Based on some digging, I think this is the correct answer, but anyone with more authoritative knowledge can feel free to correct me.
You can take a look at the READMEs that NCBI include within the directory for the genomes: https://ftp.ncbi.nlm.nih.gov/genomes/refseq/bacteria/Escherichia_coli/README.txt
From the text:
*_protein.faa.gz file
FASTA format sequences of the accessioned protein products annotated on
the genome assembly. The FASTA title is formatted as sequence
accession.version plus description.
*_translated_cds.faa.gz
FASTA sequences of individual CDS features annotated on the genomic
records, conceptually translated into protein sequence. The sequence
corresponds to the translation of the nucleotide sequence provided in the
*_cds_from_genomic.fna.gz file.
which relies on
*_cds_from_genomic.fna.gz
FASTA format of the nucleotide sequences corresponding to all CDS
features annotated on the assembly, based on the genome sequence. See
the "Description of files" section below for details of the file format.

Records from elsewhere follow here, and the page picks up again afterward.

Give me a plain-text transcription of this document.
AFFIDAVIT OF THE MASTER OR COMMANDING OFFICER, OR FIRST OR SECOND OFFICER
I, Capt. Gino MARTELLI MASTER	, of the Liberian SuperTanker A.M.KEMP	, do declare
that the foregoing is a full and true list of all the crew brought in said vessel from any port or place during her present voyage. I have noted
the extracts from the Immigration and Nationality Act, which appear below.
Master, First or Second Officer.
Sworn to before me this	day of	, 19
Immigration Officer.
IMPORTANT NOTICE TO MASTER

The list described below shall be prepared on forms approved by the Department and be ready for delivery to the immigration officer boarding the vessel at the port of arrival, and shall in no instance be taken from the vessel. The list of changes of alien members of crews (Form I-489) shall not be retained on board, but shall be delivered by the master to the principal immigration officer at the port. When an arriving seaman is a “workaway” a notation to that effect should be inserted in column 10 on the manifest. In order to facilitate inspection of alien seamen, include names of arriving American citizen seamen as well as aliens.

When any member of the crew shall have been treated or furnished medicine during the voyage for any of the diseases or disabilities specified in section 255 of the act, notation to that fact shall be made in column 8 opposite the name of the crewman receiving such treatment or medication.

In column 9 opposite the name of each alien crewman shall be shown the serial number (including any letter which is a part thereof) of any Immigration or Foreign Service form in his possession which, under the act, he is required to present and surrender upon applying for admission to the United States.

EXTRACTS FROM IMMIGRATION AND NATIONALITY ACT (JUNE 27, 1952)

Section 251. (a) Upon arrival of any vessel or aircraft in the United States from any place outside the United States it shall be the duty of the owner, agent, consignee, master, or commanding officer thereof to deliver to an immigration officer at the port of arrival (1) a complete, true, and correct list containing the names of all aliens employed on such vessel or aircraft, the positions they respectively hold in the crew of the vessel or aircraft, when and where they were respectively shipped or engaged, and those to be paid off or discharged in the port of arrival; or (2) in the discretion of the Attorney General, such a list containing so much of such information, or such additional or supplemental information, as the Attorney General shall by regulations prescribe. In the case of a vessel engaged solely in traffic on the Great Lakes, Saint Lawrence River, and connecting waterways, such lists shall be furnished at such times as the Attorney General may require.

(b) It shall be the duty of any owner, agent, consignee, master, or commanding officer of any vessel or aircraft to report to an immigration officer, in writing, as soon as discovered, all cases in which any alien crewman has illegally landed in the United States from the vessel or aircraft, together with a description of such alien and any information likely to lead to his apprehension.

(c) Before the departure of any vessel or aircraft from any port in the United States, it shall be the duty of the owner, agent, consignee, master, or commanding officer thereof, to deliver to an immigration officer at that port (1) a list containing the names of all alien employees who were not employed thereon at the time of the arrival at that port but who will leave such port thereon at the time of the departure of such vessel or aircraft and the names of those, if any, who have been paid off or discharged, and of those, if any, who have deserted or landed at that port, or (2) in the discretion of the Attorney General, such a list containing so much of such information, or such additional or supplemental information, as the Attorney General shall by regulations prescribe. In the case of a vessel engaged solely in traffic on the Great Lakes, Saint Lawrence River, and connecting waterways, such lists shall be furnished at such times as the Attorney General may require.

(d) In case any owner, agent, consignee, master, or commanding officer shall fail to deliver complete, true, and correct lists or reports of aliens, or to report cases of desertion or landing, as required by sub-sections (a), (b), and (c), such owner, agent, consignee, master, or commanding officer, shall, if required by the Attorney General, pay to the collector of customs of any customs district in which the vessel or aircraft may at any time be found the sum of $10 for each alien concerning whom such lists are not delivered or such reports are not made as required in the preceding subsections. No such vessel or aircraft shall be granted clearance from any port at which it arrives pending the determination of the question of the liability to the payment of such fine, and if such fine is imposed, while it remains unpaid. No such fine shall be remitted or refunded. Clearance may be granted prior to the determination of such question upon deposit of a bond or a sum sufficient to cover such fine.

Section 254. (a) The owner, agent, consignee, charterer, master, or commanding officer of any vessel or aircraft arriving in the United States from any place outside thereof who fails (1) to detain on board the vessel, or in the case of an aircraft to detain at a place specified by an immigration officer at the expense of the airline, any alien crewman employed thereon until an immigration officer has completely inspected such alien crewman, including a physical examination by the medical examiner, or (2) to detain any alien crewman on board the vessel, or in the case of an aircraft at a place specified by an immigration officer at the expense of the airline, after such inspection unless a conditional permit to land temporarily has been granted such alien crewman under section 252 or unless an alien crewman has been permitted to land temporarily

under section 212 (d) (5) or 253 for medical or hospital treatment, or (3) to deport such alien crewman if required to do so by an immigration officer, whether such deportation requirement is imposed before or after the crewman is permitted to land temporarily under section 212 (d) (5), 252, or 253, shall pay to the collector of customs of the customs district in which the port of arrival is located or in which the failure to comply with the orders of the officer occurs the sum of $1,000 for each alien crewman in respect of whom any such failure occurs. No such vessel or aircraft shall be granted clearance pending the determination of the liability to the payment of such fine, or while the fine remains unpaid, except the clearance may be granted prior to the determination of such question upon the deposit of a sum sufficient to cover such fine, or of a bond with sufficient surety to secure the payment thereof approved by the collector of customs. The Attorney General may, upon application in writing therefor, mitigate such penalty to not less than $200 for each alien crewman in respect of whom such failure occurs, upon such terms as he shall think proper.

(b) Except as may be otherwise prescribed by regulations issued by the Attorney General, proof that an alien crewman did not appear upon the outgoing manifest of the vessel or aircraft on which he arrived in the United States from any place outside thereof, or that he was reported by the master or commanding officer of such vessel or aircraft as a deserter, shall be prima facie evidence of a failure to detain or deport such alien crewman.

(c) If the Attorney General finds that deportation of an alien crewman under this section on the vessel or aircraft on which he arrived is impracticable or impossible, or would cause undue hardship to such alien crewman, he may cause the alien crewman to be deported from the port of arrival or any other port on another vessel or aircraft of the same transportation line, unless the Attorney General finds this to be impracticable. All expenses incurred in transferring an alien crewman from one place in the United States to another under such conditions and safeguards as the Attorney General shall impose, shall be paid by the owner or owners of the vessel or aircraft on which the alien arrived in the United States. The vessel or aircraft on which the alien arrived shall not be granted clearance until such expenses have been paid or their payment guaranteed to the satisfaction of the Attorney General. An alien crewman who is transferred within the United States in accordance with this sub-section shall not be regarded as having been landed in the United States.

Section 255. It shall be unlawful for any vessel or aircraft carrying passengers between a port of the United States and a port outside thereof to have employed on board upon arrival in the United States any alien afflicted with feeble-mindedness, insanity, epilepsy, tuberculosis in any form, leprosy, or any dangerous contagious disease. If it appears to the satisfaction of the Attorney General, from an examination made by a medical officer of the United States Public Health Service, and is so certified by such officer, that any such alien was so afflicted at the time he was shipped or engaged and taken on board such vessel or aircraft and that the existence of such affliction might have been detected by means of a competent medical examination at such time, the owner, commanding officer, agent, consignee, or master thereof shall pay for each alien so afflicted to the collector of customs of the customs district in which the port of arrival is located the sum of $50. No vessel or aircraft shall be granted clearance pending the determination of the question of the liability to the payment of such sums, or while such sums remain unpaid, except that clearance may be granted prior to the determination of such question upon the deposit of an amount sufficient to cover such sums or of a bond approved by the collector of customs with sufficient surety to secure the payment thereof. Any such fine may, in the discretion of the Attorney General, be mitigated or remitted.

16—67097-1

The tl;dr appears to be that protein.faa
contains proteins which have accessions of their own in the protein database, whereas the CDS sequences and translated CDS sequence files are direct, simple, 'naive' in silico translations from the annotations on the genomes themselves.
To answer your original question: it depends what the analysis you intend to do is, but in 99% of cases I expect you'll want the proteins.faa
file.
You might have the stop codon represented by a star within the translated CDS if the translation comes from a gff file.
Open both file and check a common sequence to understand wath could differ between those two files
are you retrieving sequences from Genbank or RefSeq?